Dengan demikian, perjalanan ke ruang angkasa itu bukanlah perjalanan fisik, melainkan perjalanan kultural atau mental, proses modernisasi dan industrialisasi. Karena di dalam tulisan-tulisan sejarah peradaban waktu itu kebudayaan modern dianggap sebagai puncak dari perkembangan peradaban manusia, tidaklah mengherankan apabila di baris (2) puisi ini menyebut dirinya sebagai sudah sampai ke tepi. Baris (3) juga menjadi masuk akal karena perjalanan mental yang mengimplikasikan perubahan mentalitas dan kebudayaan tidak dapat dihapus kembali, sudah tercetak di dalam pikiran dan perasaan manusia. Manusia, misalnya, sudah sulit untuk hidup dengan cara tradisional, melepaskan kehidupan material, membuang ilmu pengetahuan dan teknologi serta industri sehingga mereka benar-benar tidak bisa kembali seperti yang dinyatakan di dalam baris (3). Dan, dalam posisi yang sudah di tepi, dalam posisi yang tidak bisa kembali ke nilai-nilai budaya sebelumnya itu, hanya puisi yang bisa menjadi semacam tempat “ziarah” karena hanya puisi yang masih menyimpan nilai-nilai itu sekarang seperti yang dinyatakan di dalam baris (26).

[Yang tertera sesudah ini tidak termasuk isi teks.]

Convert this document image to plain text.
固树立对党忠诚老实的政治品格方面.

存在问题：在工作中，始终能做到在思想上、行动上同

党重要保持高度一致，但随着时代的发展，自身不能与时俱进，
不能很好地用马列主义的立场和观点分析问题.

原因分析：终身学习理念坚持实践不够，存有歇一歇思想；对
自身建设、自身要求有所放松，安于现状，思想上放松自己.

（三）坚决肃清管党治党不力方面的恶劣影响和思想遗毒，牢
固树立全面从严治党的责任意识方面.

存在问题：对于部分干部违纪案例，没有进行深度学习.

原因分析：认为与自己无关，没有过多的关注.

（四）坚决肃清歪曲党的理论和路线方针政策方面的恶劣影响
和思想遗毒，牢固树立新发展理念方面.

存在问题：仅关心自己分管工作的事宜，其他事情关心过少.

2.      Matriks, Model, dan Varian
Puisi “Manusia Pertama di Luar Angkasa” karya Subayo Sastrowardoyo ini banyak mengemukakan hal secara oposisional, seperti baris (26) dan (27). Selain itu, ada baris-baris lain yang merepresentasikan bumi yang dioposisikan dengan langit atau ruang angkasa, ada baris-baris yang merepresentasikan hubungan personal yang intim antara manusia yang dioposisikan dengan kesendirian yang merepresentasikan individualisme dan segala tata nilai masyarakat modern dan industrial yang disebutkan di atas, dan ada pula baris-baris yang merepresentasikan perasaan, imajinasi, cita-cita, kenangan yang dioposisikan dengan kenyataan yang bersifat material dan fisikal. Kesemua oposisi itu merupakan varian dari matriks yang sama, yang tidak muncul secara linier di dalam teks, yaitu oposisi antara kebudayaan modern yang invidiualistik, materialistik, rasional dengan kebudayaan tradisional yang komunal, spiritualistik, dan mengutamakan perasaan.

3.      Hipogram: intertekstualitas
Matriks oposisi antara kebudayaan modern yang invidiualistik, materialistik, rasional dengan kebudayaan tradisional yang komunal, spiritualistik, dan mengutamakan perasaan ini dapat sekaligus berupa hipogram. Hanya saja, hipogram untuk matriks yang demikian sudah sangat banyak, terdiri dari banyak teks dengan aneka ragam genre. Salah satu hipogram tekstual yang banyak dikutip adalah teks yang menyatakan bahwa modernisasi merupakan “pont of no return”.